Die von Gstettner benannte „diffuse [und zugleich reale!] Angst“ verknüpft den NS-Terror mit dem Massenmord in Ruanda oder im Sudan, die Bürgerkriege im ehemaligen Jugoslawien mit dem aktuellen Gemetzel zwischen Aleppo und Kabul, die Gräueltaten von Einst und Jetzt! Erinnern heißt daher: über die mühselige Aneignung von Vergangenheit einen Blick in eine bessere Zukunft zu erhaschen!

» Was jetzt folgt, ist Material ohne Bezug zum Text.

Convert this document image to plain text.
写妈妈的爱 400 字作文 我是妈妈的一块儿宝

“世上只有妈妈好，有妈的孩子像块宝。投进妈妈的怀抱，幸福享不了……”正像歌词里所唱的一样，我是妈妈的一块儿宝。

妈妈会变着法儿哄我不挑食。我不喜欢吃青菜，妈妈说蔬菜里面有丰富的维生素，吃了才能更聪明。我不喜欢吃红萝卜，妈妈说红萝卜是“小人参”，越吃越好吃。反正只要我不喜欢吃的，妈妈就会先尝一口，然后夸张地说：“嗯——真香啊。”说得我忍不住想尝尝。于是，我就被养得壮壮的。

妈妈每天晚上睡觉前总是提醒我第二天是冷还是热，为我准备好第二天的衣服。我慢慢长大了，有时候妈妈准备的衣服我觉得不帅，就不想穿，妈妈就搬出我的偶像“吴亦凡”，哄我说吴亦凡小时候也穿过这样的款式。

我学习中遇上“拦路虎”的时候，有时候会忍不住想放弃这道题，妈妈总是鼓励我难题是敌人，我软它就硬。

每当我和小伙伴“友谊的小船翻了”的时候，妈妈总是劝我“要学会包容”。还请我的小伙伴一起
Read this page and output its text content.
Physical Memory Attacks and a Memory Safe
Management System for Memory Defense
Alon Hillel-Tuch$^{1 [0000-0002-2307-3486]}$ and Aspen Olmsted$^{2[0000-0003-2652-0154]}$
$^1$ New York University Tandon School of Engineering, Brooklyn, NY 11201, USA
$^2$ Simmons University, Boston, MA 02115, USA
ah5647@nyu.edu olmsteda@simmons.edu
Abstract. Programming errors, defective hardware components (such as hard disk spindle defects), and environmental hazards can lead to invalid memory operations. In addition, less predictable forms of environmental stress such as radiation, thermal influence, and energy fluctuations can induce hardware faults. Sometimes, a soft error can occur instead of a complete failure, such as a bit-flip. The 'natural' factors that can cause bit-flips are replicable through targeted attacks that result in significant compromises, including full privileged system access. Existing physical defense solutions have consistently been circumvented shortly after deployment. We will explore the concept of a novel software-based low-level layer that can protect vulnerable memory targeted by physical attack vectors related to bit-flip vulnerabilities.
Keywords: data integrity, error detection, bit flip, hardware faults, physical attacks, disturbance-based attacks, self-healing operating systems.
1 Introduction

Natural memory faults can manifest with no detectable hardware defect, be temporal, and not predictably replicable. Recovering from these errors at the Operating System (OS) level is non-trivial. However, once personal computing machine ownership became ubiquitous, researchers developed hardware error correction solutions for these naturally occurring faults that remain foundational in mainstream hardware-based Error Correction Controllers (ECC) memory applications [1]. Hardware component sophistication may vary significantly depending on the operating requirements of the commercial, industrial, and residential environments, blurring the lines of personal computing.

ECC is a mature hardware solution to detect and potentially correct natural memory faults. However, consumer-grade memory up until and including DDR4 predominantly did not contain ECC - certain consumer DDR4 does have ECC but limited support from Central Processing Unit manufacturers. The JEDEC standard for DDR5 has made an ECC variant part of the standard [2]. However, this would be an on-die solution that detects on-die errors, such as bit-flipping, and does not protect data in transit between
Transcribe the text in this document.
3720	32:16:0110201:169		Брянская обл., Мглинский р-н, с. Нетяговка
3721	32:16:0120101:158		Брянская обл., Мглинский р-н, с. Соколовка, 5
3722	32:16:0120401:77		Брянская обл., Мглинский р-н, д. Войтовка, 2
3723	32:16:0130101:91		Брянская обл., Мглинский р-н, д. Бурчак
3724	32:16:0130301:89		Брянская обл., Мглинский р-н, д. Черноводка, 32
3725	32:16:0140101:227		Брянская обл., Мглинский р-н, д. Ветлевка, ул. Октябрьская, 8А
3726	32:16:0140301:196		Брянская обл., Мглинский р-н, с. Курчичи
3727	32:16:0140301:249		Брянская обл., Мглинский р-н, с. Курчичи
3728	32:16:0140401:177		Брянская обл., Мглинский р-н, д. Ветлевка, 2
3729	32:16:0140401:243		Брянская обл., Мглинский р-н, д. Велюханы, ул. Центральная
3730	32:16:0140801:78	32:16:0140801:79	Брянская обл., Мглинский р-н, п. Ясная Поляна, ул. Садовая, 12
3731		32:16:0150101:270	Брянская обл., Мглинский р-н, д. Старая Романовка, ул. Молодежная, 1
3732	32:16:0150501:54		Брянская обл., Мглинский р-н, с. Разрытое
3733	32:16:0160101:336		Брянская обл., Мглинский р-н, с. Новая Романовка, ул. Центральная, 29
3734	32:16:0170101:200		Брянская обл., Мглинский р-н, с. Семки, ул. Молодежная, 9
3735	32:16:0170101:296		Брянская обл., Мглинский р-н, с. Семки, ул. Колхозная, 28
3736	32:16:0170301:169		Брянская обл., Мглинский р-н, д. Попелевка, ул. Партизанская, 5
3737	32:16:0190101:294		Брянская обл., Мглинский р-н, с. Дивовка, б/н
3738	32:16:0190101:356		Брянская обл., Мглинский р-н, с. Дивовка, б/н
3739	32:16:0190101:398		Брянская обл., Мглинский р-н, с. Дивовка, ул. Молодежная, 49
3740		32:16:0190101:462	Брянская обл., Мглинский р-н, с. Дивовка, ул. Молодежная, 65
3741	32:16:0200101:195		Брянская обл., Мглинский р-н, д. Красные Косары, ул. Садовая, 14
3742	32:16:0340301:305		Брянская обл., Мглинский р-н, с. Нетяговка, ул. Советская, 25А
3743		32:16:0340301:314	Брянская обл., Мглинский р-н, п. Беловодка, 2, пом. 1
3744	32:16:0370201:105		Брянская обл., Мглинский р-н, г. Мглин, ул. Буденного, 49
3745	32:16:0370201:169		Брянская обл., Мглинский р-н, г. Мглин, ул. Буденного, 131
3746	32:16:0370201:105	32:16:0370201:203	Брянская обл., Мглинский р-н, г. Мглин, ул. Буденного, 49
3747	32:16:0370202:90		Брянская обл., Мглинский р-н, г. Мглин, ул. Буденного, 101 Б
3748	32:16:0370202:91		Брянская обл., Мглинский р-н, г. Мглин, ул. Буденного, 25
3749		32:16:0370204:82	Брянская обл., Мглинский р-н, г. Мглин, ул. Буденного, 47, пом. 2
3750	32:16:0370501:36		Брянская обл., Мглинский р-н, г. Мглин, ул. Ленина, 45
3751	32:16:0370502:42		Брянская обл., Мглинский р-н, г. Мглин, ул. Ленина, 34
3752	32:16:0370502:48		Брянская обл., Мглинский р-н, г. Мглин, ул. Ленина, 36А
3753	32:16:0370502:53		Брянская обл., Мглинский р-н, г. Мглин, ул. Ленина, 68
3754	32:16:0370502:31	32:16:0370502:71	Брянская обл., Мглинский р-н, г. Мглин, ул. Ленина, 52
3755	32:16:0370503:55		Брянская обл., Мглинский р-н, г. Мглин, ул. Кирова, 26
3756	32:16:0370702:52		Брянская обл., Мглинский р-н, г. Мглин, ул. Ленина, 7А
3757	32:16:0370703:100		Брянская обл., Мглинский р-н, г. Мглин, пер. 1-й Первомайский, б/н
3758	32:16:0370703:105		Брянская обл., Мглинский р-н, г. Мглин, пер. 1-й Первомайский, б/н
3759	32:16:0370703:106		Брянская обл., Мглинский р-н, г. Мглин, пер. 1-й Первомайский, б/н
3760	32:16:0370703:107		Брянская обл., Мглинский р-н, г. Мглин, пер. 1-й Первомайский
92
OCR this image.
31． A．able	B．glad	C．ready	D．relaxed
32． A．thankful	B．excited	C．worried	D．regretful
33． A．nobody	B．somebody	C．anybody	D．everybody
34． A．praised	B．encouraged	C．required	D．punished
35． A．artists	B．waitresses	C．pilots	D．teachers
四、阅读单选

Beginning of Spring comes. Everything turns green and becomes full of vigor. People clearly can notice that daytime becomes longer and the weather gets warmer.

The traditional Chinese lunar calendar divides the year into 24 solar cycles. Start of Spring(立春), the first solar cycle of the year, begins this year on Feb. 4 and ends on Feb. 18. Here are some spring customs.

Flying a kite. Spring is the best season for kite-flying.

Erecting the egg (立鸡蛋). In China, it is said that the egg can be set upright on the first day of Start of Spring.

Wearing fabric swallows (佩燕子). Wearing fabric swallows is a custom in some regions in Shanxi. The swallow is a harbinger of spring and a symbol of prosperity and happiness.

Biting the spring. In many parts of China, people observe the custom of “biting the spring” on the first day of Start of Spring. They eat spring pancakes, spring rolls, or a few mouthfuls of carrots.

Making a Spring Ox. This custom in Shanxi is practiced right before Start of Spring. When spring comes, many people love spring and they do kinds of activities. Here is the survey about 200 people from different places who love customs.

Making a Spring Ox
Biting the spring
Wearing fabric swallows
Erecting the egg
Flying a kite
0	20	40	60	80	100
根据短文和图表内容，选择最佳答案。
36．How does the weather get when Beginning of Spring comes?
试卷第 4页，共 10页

Links:                                       

Informationen zur Geschichtswerkstatt am 13.12.2016

https://issuu.com/arge_jugend/docs/zukunftsbezogeneerinnerungskulturpe

Website zum steirischen ZeitzeugInnenschatz

www.generationendialog-steiermark.at

Netzwerksprojekt „Gedenklandschaft Die andere Steiermark

Projekt Gedenklandschaft Die andere Steiermark

Plattform zur österreichischen Erinnerungs- und Gedenkkultur

www.erinnern.at

Website des Grazer CLIO-Verlages mit zahlreichen Publikationen zu Austrofaschismus und NS-Zeit

http://www.clio-graz.net/

[1] In der Moskauer Deklaration 1943 hieß es: „Die Regierungen des Vereinigten Königreiches, der Sowjetunion und der Vereinigten Staaten von Amerika sind darin einer Meinung, dass Österreich, das erste freie Land, das der typischen Angriffspolitik Hitlers zum Opfer fallen sollte, von deutscher Herrschaft befreit werden soll.“

[2] Der damalige österreichische Verteidigungsminister Friedhelm Frischenschlager empfing 1985 den zu lebenslanger Haft verurteilten und vorzeitig entlassenen NS-Kriegsverbrecher Walter Reder als „letzten Kriegsgefangenen“.